Assim não atendeu aos apelos do MP e da Polícia Judiciária para que não emitisse os mandados de captura pois tal despacho podia ser considerado inconstitucional por não haver factos novos que o justificassem e os advogados da defesa logo atacariam em recurso e na comunicação social.
Temendo isto o MP esperou pelo turno seguinte para submeter a decisão de Filipa Macedo a novo despacho, e Magistrado, Jorge Raposo, revogou os mandados de captura e os ânimos serenaram outra vez.
V
“É uma situação absurda, o único sentimento que isto provoca é medo,” disse o Dr. António Marinho, candidato a bastonário da Ordem dos Advogados.

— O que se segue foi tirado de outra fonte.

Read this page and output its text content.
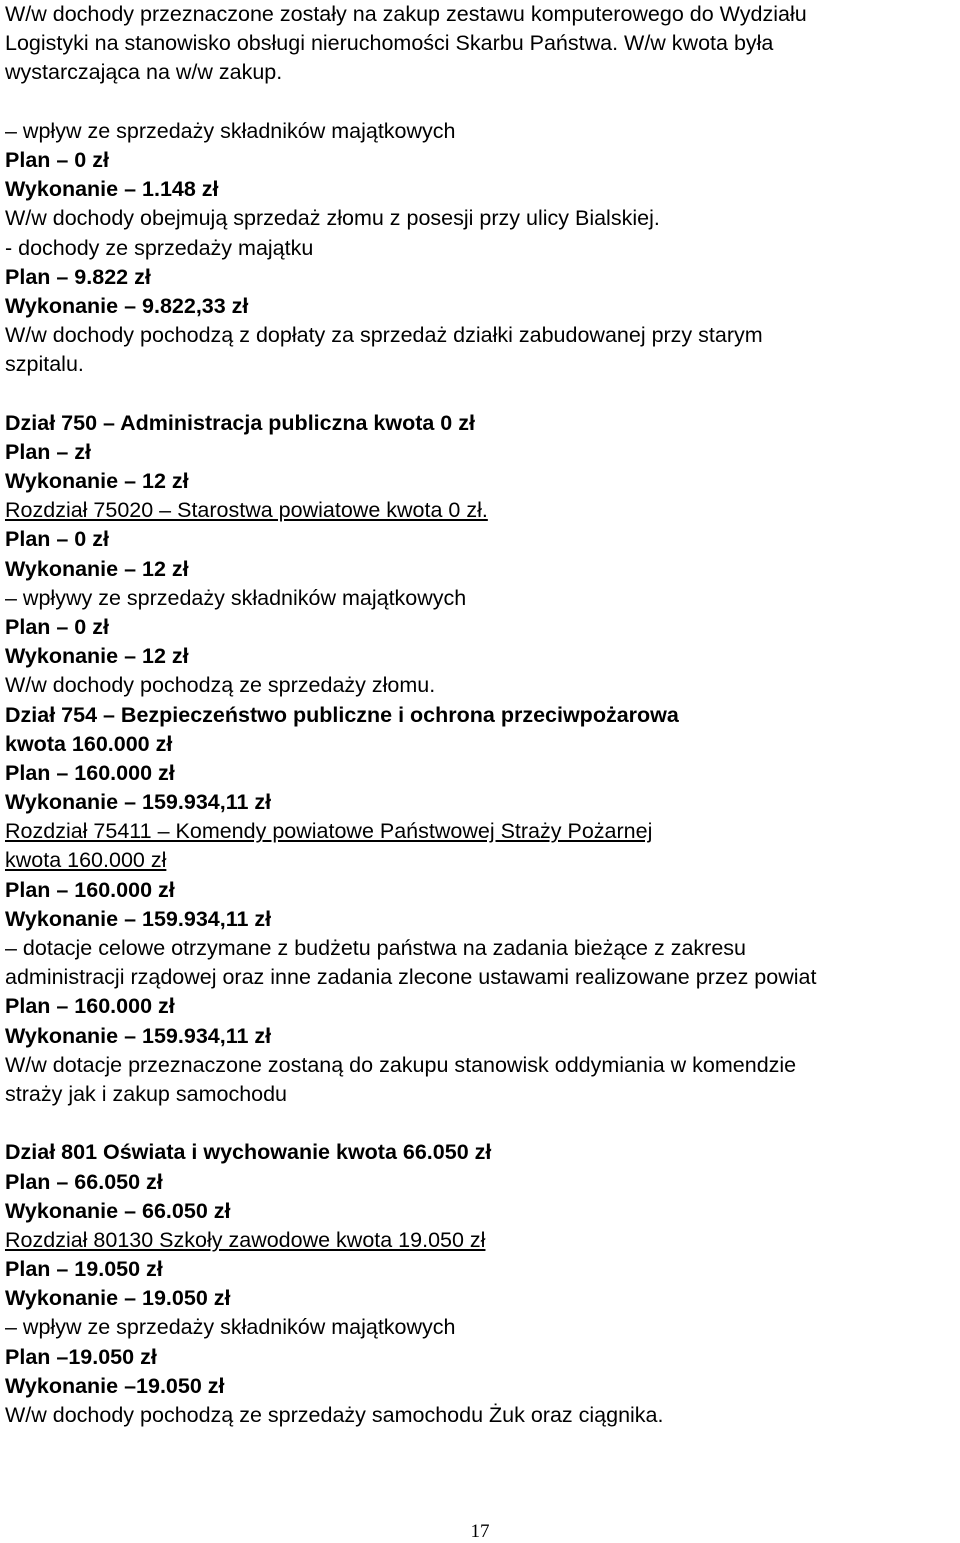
W/w dochody przeznaczone zostały na zakup zestawu komputerowego do Wydziału

Logistyki na stanowisko obsługi nieruchomości Skarbu Państwa. W/w kwota była

wystarczająca na w/w zakup.

– wpływ ze sprzedaży składników majątkowych

Plan – 0 zł

Wykonanie – 1.148 zł

W/w dochody obejmują sprzedaż złomu z posesji przy ulicy Bialskiej.

- dochody ze sprzedaży majątku

Plan – 9.822 zł

Wykonanie – 9.822,33 zł

W/w dochody pochodzą z dopłaty za sprzedaż działki zabudowanej przy starym

szpitalu.

Dział 750 – Administracja publiczna kwota 0 zł

Plan – zł

Wykonanie – 12 zł

Rozdział 75020 – Starostwa powiatowe kwota 0 zł.

Plan – 0 zł

Wykonanie – 12 zł

– wpływy ze sprzedaży składników majątkowych

Plan – 0 zł

Wykonanie – 12 zł

W/w dochody pochodzą ze sprzedaży złomu.

Dział 754 – Bezpieczeństwo publiczne i ochrona przeciwpożarowa

kwota 160.000 zł

Plan – 160.000 zł

Wykonanie – 159.934,11 zł

Rozdział 75411 – Komendy powiatowe Państwowej Straży Pożarnej

kwota 160.000 zł

Plan – 160.000 zł

Wykonanie – 159.934,11 zł

– dotacje celowe otrzymane z budżetu państwa na zadania bieżące z zakresu

administracji rządowej oraz inne zadania zlecone ustawami realizowane przez powiat

Plan – 160.000 zł

Wykonanie – 159.934,11 zł

W/w dotacje przeznaczone zostaną do zakupu stanowisk oddymiania w komendzie

straży jak i zakup samochodu

Dział 801 Oświata i wychowanie kwota 66.050 zł

Plan – 66.050 zł

Wykonanie – 66.050 zł

Rozdział 80130 Szkoły zawodowe kwota 19.050 zł

Plan – 19.050 zł

Wykonanie – 19.050 zł

– wpływ ze sprzedaży składników majątkowych

Plan –19.050 zł

Wykonanie –19.050 zł

W/w dochody pochodzą ze sprzedaży samochodu Żuk oraz ciągnika.

17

Uma vez que “não surgiu nenhum facto novo susceptível de alterar a situação dos, arguidos”, decisões destas “descredibilizam a justiça e não a tornam respeitada, mas temida”. “A forma como os magistrados usam os seus poderes transformou a justiça num totoloto, quando a imagem devia ser de previsibilidade. As pessoas de bem têm o direito de prever as decisões, não se pode admitir que cidadãos sejam atirados para a cadeia sem outro motivo que não as convicções pessoais de uma juíza que ocasionalmente tomou contacto com o processo”.
Para José Miguel Júdice, bastonário da OA, a atitude de Filipa Macedo foi “insólita”. “O Ministério Público actuou com enorme adequação às regras legais e demonstrou que é uma magistratura. Um advogado não pode ir contra os interesses do seu cliente. Um magistrado do Ministério Público, que representa a acusação, deve opor-se a ela, se isso implicar ir contra o princípio da legalidade. Foi o que aconteceu neste caso”, disse.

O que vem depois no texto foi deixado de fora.